Mas o filme “Antiviral” nos
apresenta uma dimensão existencial que está por trás da “comunhão biológica”: o
protagonista Syd, assim como os fãs, são angustiados, querem através dessa
comunhão radical resgatar algo imaterial e invisível que as celebridades
carregariam, como fala o personagem Dr. Abendroth (Malcom McDowell) mostrando
os seus “patches” de pele de celebridades em seu braço:
“A crença em Deus, sempre me impressionou como um sinal de infantilismo perigoso. Mas você vai me perdoar se eu te disser que, com cada uma deste patches, meu mundo tornou-se mais vivo, que existe uma força, algo no encalço do olho coletivo que pode ser consumido e apropriado. Você se julga um cético, mas eu não acredito. Certamente poderia ter roubado o sangue de Hannah sem injetar em si mesmo. Por que você fez isso? Talvez você sinta o que eu sinto. Ou talvez você seja somente mais um fã.”

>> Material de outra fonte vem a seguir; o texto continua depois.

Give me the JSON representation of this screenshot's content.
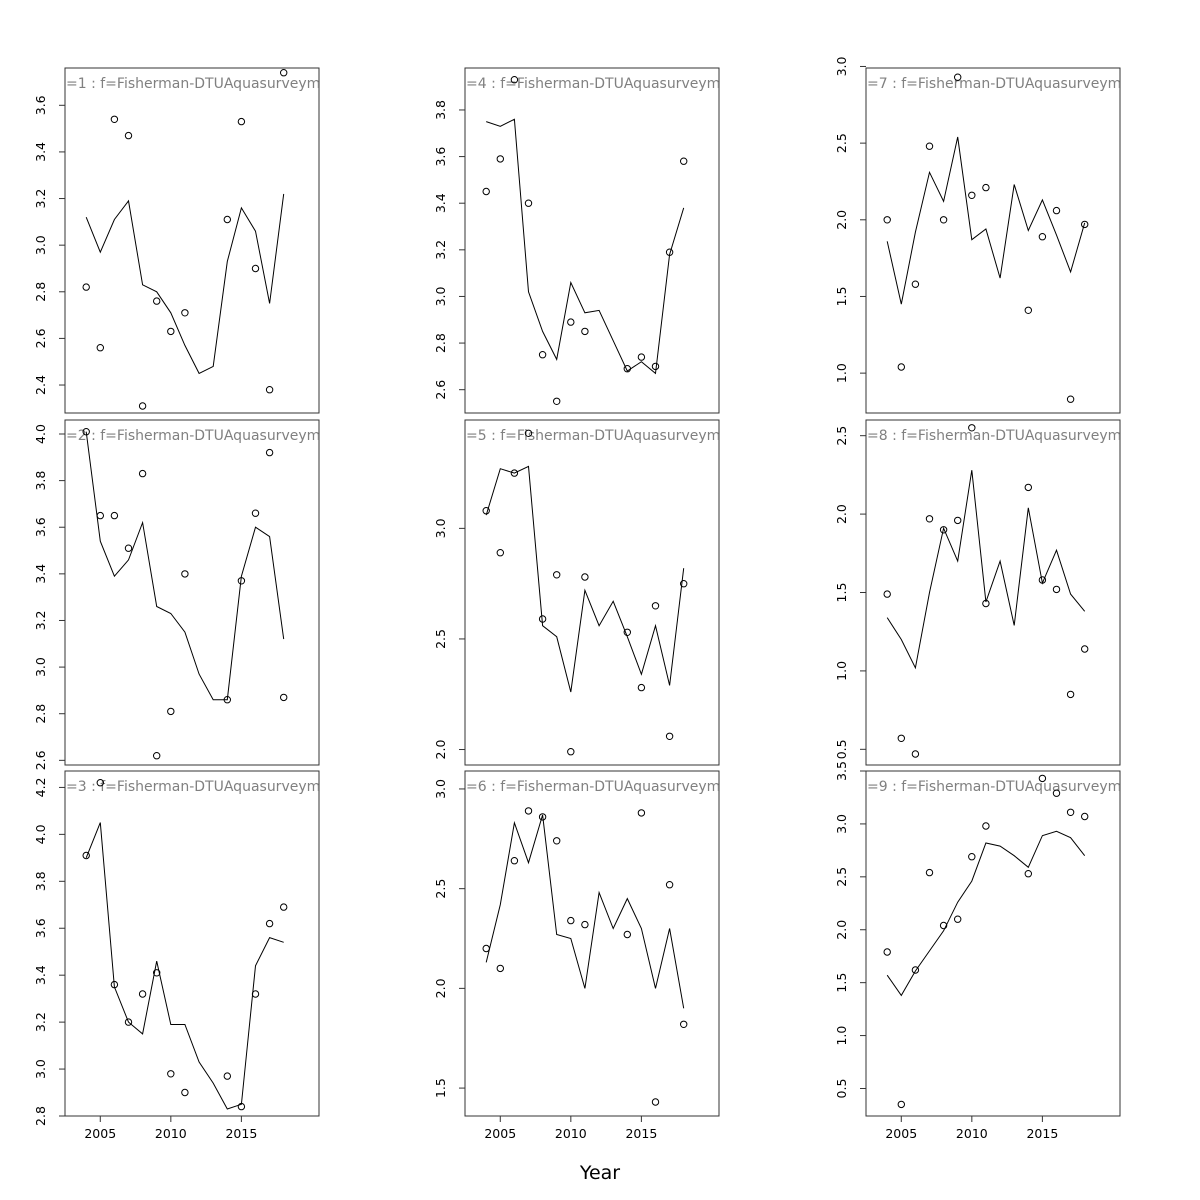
{
  "chart_data": {
    "type": "scatter",
    "xlabel": "Year",
    "x_ticks": [
      2005,
      2010,
      2015
    ],
    "xlim": [
      2002.5,
      2020.5
    ],
    "panels": [
      {
        "strip": "=1 : f=Fisherman-DTUAquasurveyme",
        "ylim": [
          2.28,
          3.76
        ],
        "y_ticks": [
          2.4,
          2.6,
          2.8,
          3.0,
          3.2,
          3.4,
          3.6
        ],
        "y_tick_labels": [
          "2.4",
          "2.6",
          "2.8",
          "3.0",
          "3.2",
          "3.4",
          "3.6"
        ],
        "points": [
          [
            2004,
            2.82
          ],
          [
            2005,
            2.56
          ],
          [
            2006,
            3.54
          ],
          [
            2007,
            3.47
          ],
          [
            2008,
            2.31
          ],
          [
            2009,
            2.76
          ],
          [
            2010,
            2.63
          ],
          [
            2011,
            2.71
          ],
          [
            2014,
            3.11
          ],
          [
            2015,
            3.53
          ],
          [
            2016,
            2.9
          ],
          [
            2017,
            2.38
          ],
          [
            2018,
            3.74
          ]
        ],
        "line": [
          [
            2004,
            3.12
          ],
          [
            2005,
            2.97
          ],
          [
            2006,
            3.11
          ],
          [
            2007,
            3.19
          ],
          [
            2008,
            2.83
          ],
          [
            2009,
            2.8
          ],
          [
            2010,
            2.71
          ],
          [
            2011,
            2.57
          ],
          [
            2012,
            2.45
          ],
          [
            2013,
            2.48
          ],
          [
            2014,
            2.93
          ],
          [
            2015,
            3.16
          ],
          [
            2016,
            3.06
          ],
          [
            2017,
            2.75
          ],
          [
            2018,
            3.22
          ]
        ]
      },
      {
        "strip": "=2 : f=Fisherman-DTUAquasurveyme",
        "ylim": [
          2.58,
          4.06
        ],
        "y_ticks": [
          2.6,
          2.8,
          3.0,
          3.2,
          3.4,
          3.6,
          3.8,
          4.0
        ],
        "y_tick_labels": [
          "2.6",
          "2.8",
          "3.0",
          "3.2",
          "3.4",
          "3.6",
          "3.8",
          "4.0"
        ],
        "points": [
          [
            2004,
            4.01
          ],
          [
            2005,
            3.65
          ],
          [
            2006,
            3.65
          ],
          [
            2007,
            3.51
          ],
          [
            2008,
            3.83
          ],
          [
            2009,
            2.62
          ],
          [
            2010,
            2.81
          ],
          [
            2011,
            3.4
          ],
          [
            2014,
            2.86
          ],
          [
            2015,
            3.37
          ],
          [
            2016,
            3.66
          ],
          [
            2017,
            3.92
          ],
          [
            2018,
            2.87
          ]
        ],
        "line": [
          [
            2004,
            4.01
          ],
          [
            2005,
            3.54
          ],
          [
            2006,
            3.39
          ],
          [
            2007,
            3.46
          ],
          [
            2008,
            3.62
          ],
          [
            2009,
            3.26
          ],
          [
            2010,
            3.23
          ],
          [
            2011,
            3.15
          ],
          [
            2012,
            2.97
          ],
          [
            2013,
            2.86
          ],
          [
            2014,
            2.86
          ],
          [
            2015,
            3.39
          ],
          [
            2016,
            3.6
          ],
          [
            2017,
            3.56
          ],
          [
            2018,
            3.12
          ]
        ]
      },
      {
        "strip": "=3 : f=Fisherman-DTUAquasurveyme",
        "ylim": [
          2.8,
          4.27
        ],
        "y_ticks": [
          2.8,
          3.0,
          3.2,
          3.4,
          3.6,
          3.8,
          4.0,
          4.2
        ],
        "y_tick_labels": [
          "2.8",
          "3.0",
          "3.2",
          "3.4",
          "3.6",
          "3.8",
          "4.0",
          "4.2"
        ],
        "points": [
          [
            2004,
            3.91
          ],
          [
            2005,
            4.22
          ],
          [
            2006,
            3.36
          ],
          [
            2007,
            3.2
          ],
          [
            2008,
            3.32
          ],
          [
            2009,
            3.41
          ],
          [
            2010,
            2.98
          ],
          [
            2011,
            2.9
          ],
          [
            2014,
            2.97
          ],
          [
            2015,
            2.84
          ],
          [
            2016,
            3.32
          ],
          [
            2017,
            3.62
          ],
          [
            2018,
            3.69
          ]
        ],
        "line": [
          [
            2004,
            3.9
          ],
          [
            2005,
            4.05
          ],
          [
            2006,
            3.35
          ],
          [
            2007,
            3.2
          ],
          [
            2008,
            3.15
          ],
          [
            2009,
            3.46
          ],
          [
            2010,
            3.19
          ],
          [
            2011,
            3.19
          ],
          [
            2012,
            3.03
          ],
          [
            2013,
            2.94
          ],
          [
            2014,
            2.83
          ],
          [
            2015,
            2.85
          ],
          [
            2016,
            3.44
          ],
          [
            2017,
            3.56
          ],
          [
            2018,
            3.54
          ]
        ]
      },
      {
        "strip": "=4 : f=Fisherman-DTUAquasurveyme",
        "ylim": [
          2.5,
          3.98
        ],
        "y_ticks": [
          2.6,
          2.8,
          3.0,
          3.2,
          3.4,
          3.6,
          3.8
        ],
        "y_tick_labels": [
          "2.6",
          "2.8",
          "3.0",
          "3.2",
          "3.4",
          "3.6",
          "3.8"
        ],
        "points": [
          [
            2004,
            3.45
          ],
          [
            2005,
            3.59
          ],
          [
            2006,
            3.93
          ],
          [
            2007,
            3.4
          ],
          [
            2008,
            2.75
          ],
          [
            2009,
            2.55
          ],
          [
            2010,
            2.89
          ],
          [
            2011,
            2.85
          ],
          [
            2014,
            2.69
          ],
          [
            2015,
            2.74
          ],
          [
            2016,
            2.7
          ],
          [
            2017,
            3.19
          ],
          [
            2018,
            3.58
          ]
        ],
        "line": [
          [
            2004,
            3.75
          ],
          [
            2005,
            3.73
          ],
          [
            2006,
            3.76
          ],
          [
            2007,
            3.02
          ],
          [
            2008,
            2.85
          ],
          [
            2009,
            2.73
          ],
          [
            2010,
            3.06
          ],
          [
            2011,
            2.93
          ],
          [
            2012,
            2.94
          ],
          [
            2013,
            2.81
          ],
          [
            2014,
            2.68
          ],
          [
            2015,
            2.72
          ],
          [
            2016,
            2.67
          ],
          [
            2017,
            3.18
          ],
          [
            2018,
            3.38
          ]
        ]
      },
      {
        "strip": "=5 : f=Fisherman-DTUAquasurveyme",
        "ylim": [
          1.93,
          3.49
        ],
        "y_ticks": [
          2.0,
          2.5,
          3.0
        ],
        "y_tick_labels": [
          "2.0",
          "2.5",
          "3.0"
        ],
        "points": [
          [
            2004,
            3.08
          ],
          [
            2005,
            2.89
          ],
          [
            2006,
            3.25
          ],
          [
            2007,
            3.43
          ],
          [
            2008,
            2.59
          ],
          [
            2009,
            2.79
          ],
          [
            2010,
            1.99
          ],
          [
            2011,
            2.78
          ],
          [
            2014,
            2.53
          ],
          [
            2015,
            2.28
          ],
          [
            2016,
            2.65
          ],
          [
            2017,
            2.06
          ],
          [
            2018,
            2.75
          ]
        ],
        "line": [
          [
            2004,
            3.06
          ],
          [
            2005,
            3.27
          ],
          [
            2006,
            3.25
          ],
          [
            2007,
            3.28
          ],
          [
            2008,
            2.56
          ],
          [
            2009,
            2.51
          ],
          [
            2010,
            2.26
          ],
          [
            2011,
            2.72
          ],
          [
            2012,
            2.56
          ],
          [
            2013,
            2.67
          ],
          [
            2014,
            2.51
          ],
          [
            2015,
            2.34
          ],
          [
            2016,
            2.56
          ],
          [
            2017,
            2.29
          ],
          [
            2018,
            2.82
          ]
        ]
      },
      {
        "strip": "=6 : f=Fisherman-DTUAquasurveyme",
        "ylim": [
          1.36,
          3.09
        ],
        "y_ticks": [
          1.5,
          2.0,
          2.5,
          3.0
        ],
        "y_tick_labels": [
          "1.5",
          "2.0",
          "2.5",
          "3.0"
        ],
        "points": [
          [
            2004,
            2.2
          ],
          [
            2005,
            2.1
          ],
          [
            2006,
            2.64
          ],
          [
            2007,
            2.89
          ],
          [
            2008,
            2.86
          ],
          [
            2009,
            2.74
          ],
          [
            2010,
            2.34
          ],
          [
            2011,
            2.32
          ],
          [
            2014,
            2.27
          ],
          [
            2015,
            2.88
          ],
          [
            2016,
            1.43
          ],
          [
            2017,
            2.52
          ],
          [
            2018,
            1.82
          ]
        ],
        "line": [
          [
            2004,
            2.13
          ],
          [
            2005,
            2.42
          ],
          [
            2006,
            2.83
          ],
          [
            2007,
            2.63
          ],
          [
            2008,
            2.87
          ],
          [
            2009,
            2.27
          ],
          [
            2010,
            2.25
          ],
          [
            2011,
            2.0
          ],
          [
            2012,
            2.48
          ],
          [
            2013,
            2.3
          ],
          [
            2014,
            2.45
          ],
          [
            2015,
            2.3
          ],
          [
            2016,
            2.0
          ],
          [
            2017,
            2.3
          ],
          [
            2018,
            1.9
          ]
        ]
      },
      {
        "strip": "=7 : f=Fisherman-DTUAquasurveyme",
        "ylim": [
          0.74,
          2.99
        ],
        "y_ticks": [
          1.0,
          1.5,
          2.0,
          2.5,
          3.0
        ],
        "y_tick_labels": [
          "1.0",
          "1.5",
          "2.0",
          "2.5",
          "3.0"
        ],
        "points": [
          [
            2004,
            2.0
          ],
          [
            2005,
            1.04
          ],
          [
            2006,
            1.58
          ],
          [
            2007,
            2.48
          ],
          [
            2008,
            2.0
          ],
          [
            2009,
            2.93
          ],
          [
            2010,
            2.16
          ],
          [
            2011,
            2.21
          ],
          [
            2014,
            1.41
          ],
          [
            2015,
            1.89
          ],
          [
            2016,
            2.06
          ],
          [
            2017,
            0.83
          ],
          [
            2018,
            1.97
          ]
        ],
        "line": [
          [
            2004,
            1.86
          ],
          [
            2005,
            1.45
          ],
          [
            2006,
            1.92
          ],
          [
            2007,
            2.31
          ],
          [
            2008,
            2.12
          ],
          [
            2009,
            2.54
          ],
          [
            2010,
            1.87
          ],
          [
            2011,
            1.94
          ],
          [
            2012,
            1.62
          ],
          [
            2013,
            2.23
          ],
          [
            2014,
            1.93
          ],
          [
            2015,
            2.13
          ],
          [
            2016,
            1.9
          ],
          [
            2017,
            1.66
          ],
          [
            2018,
            1.98
          ]
        ]
      },
      {
        "strip": "=8 : f=Fisherman-DTUAquasurveyme",
        "ylim": [
          0.4,
          2.6
        ],
        "y_ticks": [
          0.5,
          1.0,
          1.5,
          2.0,
          2.5
        ],
        "y_tick_labels": [
          "0.5",
          "1.0",
          "1.5",
          "2.0",
          "2.5"
        ],
        "points": [
          [
            2004,
            1.49
          ],
          [
            2005,
            0.57
          ],
          [
            2006,
            0.47
          ],
          [
            2007,
            1.97
          ],
          [
            2008,
            1.9
          ],
          [
            2009,
            1.96
          ],
          [
            2010,
            2.55
          ],
          [
            2011,
            1.43
          ],
          [
            2014,
            2.17
          ],
          [
            2015,
            1.58
          ],
          [
            2016,
            1.52
          ],
          [
            2017,
            0.85
          ],
          [
            2018,
            1.14
          ]
        ],
        "line": [
          [
            2004,
            1.34
          ],
          [
            2005,
            1.2
          ],
          [
            2006,
            1.02
          ],
          [
            2007,
            1.5
          ],
          [
            2008,
            1.91
          ],
          [
            2009,
            1.7
          ],
          [
            2010,
            2.28
          ],
          [
            2011,
            1.44
          ],
          [
            2012,
            1.7
          ],
          [
            2013,
            1.29
          ],
          [
            2014,
            2.04
          ],
          [
            2015,
            1.56
          ],
          [
            2016,
            1.77
          ],
          [
            2017,
            1.49
          ],
          [
            2018,
            1.38
          ]
        ]
      },
      {
        "strip": "=9 : f=Fisherman-DTUAquasurveyme",
        "ylim": [
          0.24,
          3.5
        ],
        "y_ticks": [
          0.5,
          1.0,
          1.5,
          2.0,
          2.5,
          3.0,
          3.5
        ],
        "y_tick_labels": [
          "0.5",
          "1.0",
          "1.5",
          "2.0",
          "2.5",
          "3.0",
          "3.5"
        ],
        "points": [
          [
            2004,
            1.79
          ],
          [
            2005,
            0.35
          ],
          [
            2006,
            1.62
          ],
          [
            2007,
            2.54
          ],
          [
            2008,
            2.04
          ],
          [
            2009,
            2.1
          ],
          [
            2010,
            2.69
          ],
          [
            2011,
            2.98
          ],
          [
            2014,
            2.53
          ],
          [
            2015,
            3.43
          ],
          [
            2016,
            3.29
          ],
          [
            2017,
            3.11
          ],
          [
            2018,
            3.07
          ]
        ],
        "line": [
          [
            2004,
            1.57
          ],
          [
            2005,
            1.38
          ],
          [
            2006,
            1.61
          ],
          [
            2007,
            1.8
          ],
          [
            2008,
            1.99
          ],
          [
            2009,
            2.26
          ],
          [
            2010,
            2.46
          ],
          [
            2011,
            2.82
          ],
          [
            2012,
            2.79
          ],
          [
            2013,
            2.7
          ],
          [
            2014,
            2.59
          ],
          [
            2015,
            2.89
          ],
          [
            2016,
            2.93
          ],
          [
            2017,
            2.87
          ],
          [
            2018,
            2.7
          ]
        ]
      }
    ]
  }
}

Essa questão lembra as reflexões
do filósofo dinamarquês Kiekegaard sobre fé e angústia colocadas pelo seu existencialismo
cristão: como um ser que
se reconhece finito o homem se encontra como o momento da realização de uma
totalidade infinita, de uma realidade que o ultrapassa, a Divindade. O
Cristianismo tenta resolver essa angústia de forma paradoxal através da união
transcendente de Deus e do homem na pessoa de Jesus Cristo. O problema é que
essa revelação da Verdade não foi feita por meio de pompas e circunstâncias,
mas foi encarnada por meio de um homem obscuro que morreu como um criminoso na
cruz. Dessa forma o acesso à Verdade somente foi possível por meio do paradoxo
e do absurdo da “união hipostática” entre Verbo e carne. Por isso, a fé poderia
ser resumida da seguinte maneira: “Creio porque é absurdo”.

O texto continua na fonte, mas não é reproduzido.